So Hadoop, was a bit of a learning curve as to setup. I used the tutorial on setting up a 3 node cluster on linode.com, and it was kind of a pain in the *** to setup up.
People on the web warned that it might be better just to use a VM on Oracle, that contains Hadoop pre-installed, but I decided I wanted to know what was going with it, so did a native install on my Laptop, which is running Linux. The laptop has 6GB of RAM, so it is adequate to function as the Namenode.
The laptop (master-node), is an older AMD machine, that is connected to 6 additional linux servers, all running the 16.0x version of Ubuntu Server.

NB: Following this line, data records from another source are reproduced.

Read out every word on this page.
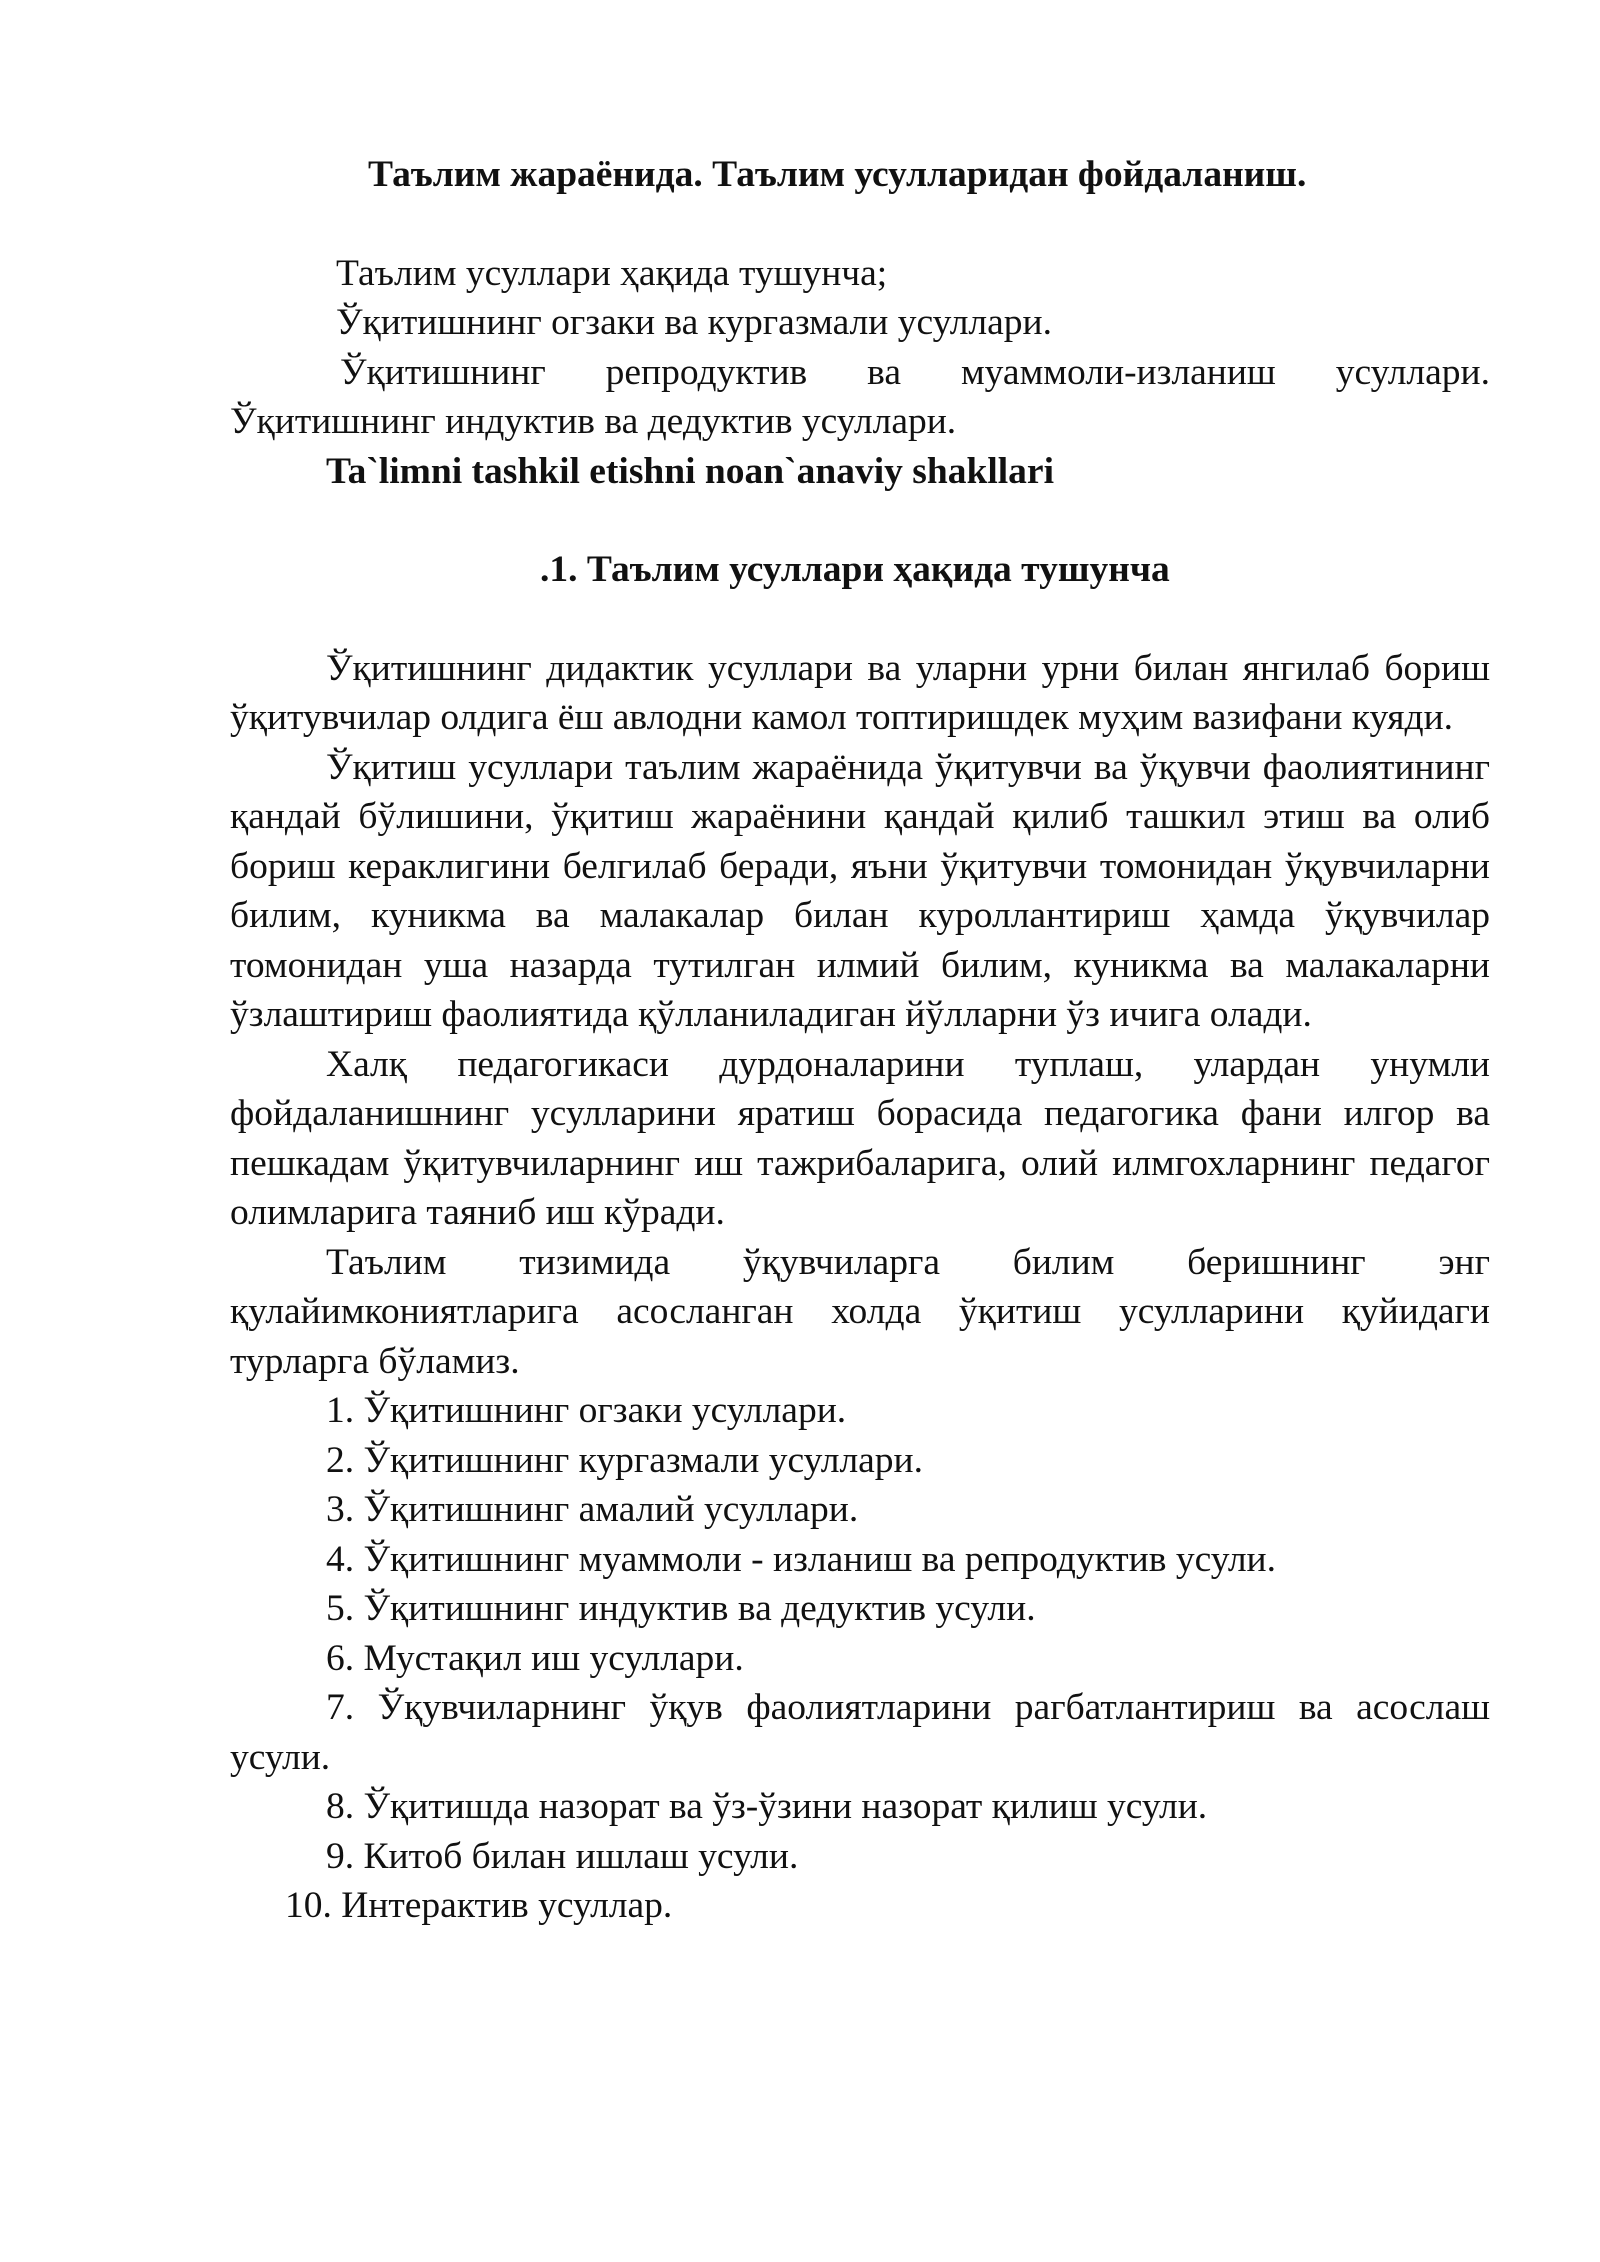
Таълим жараёнида. Таълим усулларидан фойдаланиш.

Таълим усуллари ҳақида тушунча;

Ўқитишнинг огзаки ва кургазмали усуллари.

Ўқитишнинг репродуктив ва муаммоли-изланиш усуллари. Ўқитишнинг индуктив ва дедуктив усуллари.

Ta`limni tashkil etishni noan`anaviy shakllari

.1. Таълим усуллари ҳақида тушунча

Ўқитишнинг дидактик усуллари ва уларни урни билан янгилаб бориш ўқитувчилар олдига ёш авлодни камол топтиришдек муҳим вазифани куяди.

Ўқитиш усуллари таълим жараёнида ўқитувчи ва ўқувчи фаолиятининг қандай бўлишини, ўқитиш жараёнини қандай қилиб ташкил этиш ва олиб бориш кераклигини белгилаб беради, яъни ўқитувчи томонидан ўқувчиларни билим, куникма ва малакалар билан куроллантириш ҳамда ўқувчилар томонидан уша назарда тутилган илмий билим, куникма ва малакаларни ўзлаштириш фаолиятида қўлланиладиган йўлларни ўз ичига олади.

Халқ педагогикаси дурдоналарини туплаш, улардан унумли фойдаланишнинг усулларини яратиш борасида педагогика фани илгор ва пешкадам ўқитувчиларнинг иш тажрибаларига, олий илмгохларнинг педагог олимларига таяниб иш кўради.

Таълим тизимида ўқувчиларга билим беришнинг энг қулайимкониятларига асосланган холда ўқитиш усулларини қуйидаги турларга бўламиз.

1. Ўқитишнинг огзаки усуллари.

2. Ўқитишнинг кургазмали усуллари.

3. Ўқитишнинг амалий усуллари.

4. Ўқитишнинг муаммоли - изланиш ва репродуктив усули.

5. Ўқитишнинг индуктив ва дедуктив усули.

6. Мустақил иш усуллари.

7. Ўқувчиларнинг ўқув фаолиятларини рагбатлантириш ва асослаш усули.

8. Ўқитишда назорат ва ўз-ўзини назорат қилиш усули.

9. Китоб билан ишлаш усули.

10. Интерактив усуллар.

After I was able to finally get start-dws to run with the datanodes, things went much faster.
The trick though was writing the script which would allocate the necessary KWB file system (on Hadoop).
I wanted to stress-test the cluster, to see how many concurrent jobs could run, while writing to Hadoop. It turned out the magic number for my hardware was 25 jobs.
The idea was to run no more than 25 jobs at a time (which were writing the 1GB files). The tricky part was to make sure that Linux wasn’t overrun with too many jobs. Initially I was greedy, and thought 1000 jobs might be fine to run in concurrency on the master-node, but quickly found out that that was too many, and Hadoop came to screeching halt, as java choked, and corrupted my cluster.
So I needed to restore the cluster to a working condition, and this was not an easy task. After Googling around I discovered that you could delete the folder containing the data (the nameNode and dataNode areas). But in continuing with this, I discovered that it is best to also delete the log files on the namenode and the datanode (for all 7 machines, in my case), so using the for loop command line, and having keyless SSH running, I was able to write single script that will reset the cluster.
I had tried renaming the top data level folder (where the name/data nodes were), but this was leaving previous folders laying around, not only on the master-node but on the datanodes too, and by having addressed the log file issue (clearing them), all worked fine, that is to say, I could get Hadoop up again – but lost all of the data. This was no problem because, right now I’m thinking more about optimizing fixed length cluster segments, than worrying about data recovery.
Hadoop has been up a day or so now, and I’m 25% there towards realizing the goal of achieving 5TB of addressable storage for my web application. As it continues to initialize, I’ve discovered that the hdfs commands are really slow, however, I’m hoping that the 1GB sweet spot, will work nicely with the KWB application as I bundle up urls.
The idea will be to accumulate them on the main server until a 1GB section is full with urls, and THEN port them over to Hadoop.
The replication factor for cluster was set at 2, so my storage requirements are 5TB x 2 (10TB) – which are my hardware limitation at this juncture.
[post the math for how many urls I’ll be able to include, conservatively]
So what I’m doing is I’m rolling my own sort of file system out of a series of folders allocated on Hadoop.
I’ll be using command line HDFS, in order to write to the filesystem, and interfacing with the data via PHP, since KWB is written entirely in PHP. The pretext for this was allocation of the Hadoop cluster, which I coded in PHP.
The trick will be to figure out the best place in the system to write the full csv of urls, within the KWB existing application code.
Further analysis of the data construct will be necessary, as I continue on with my development, suffice to say that the construct will contain two discreet areas. The full url of the resource, and the new <META> info, that will be associated with the url, and the end user.
Since each user can potentially reference the same url, a pointer system is best employed in this situation, and the pointers will refer to unique META constructs for each end user.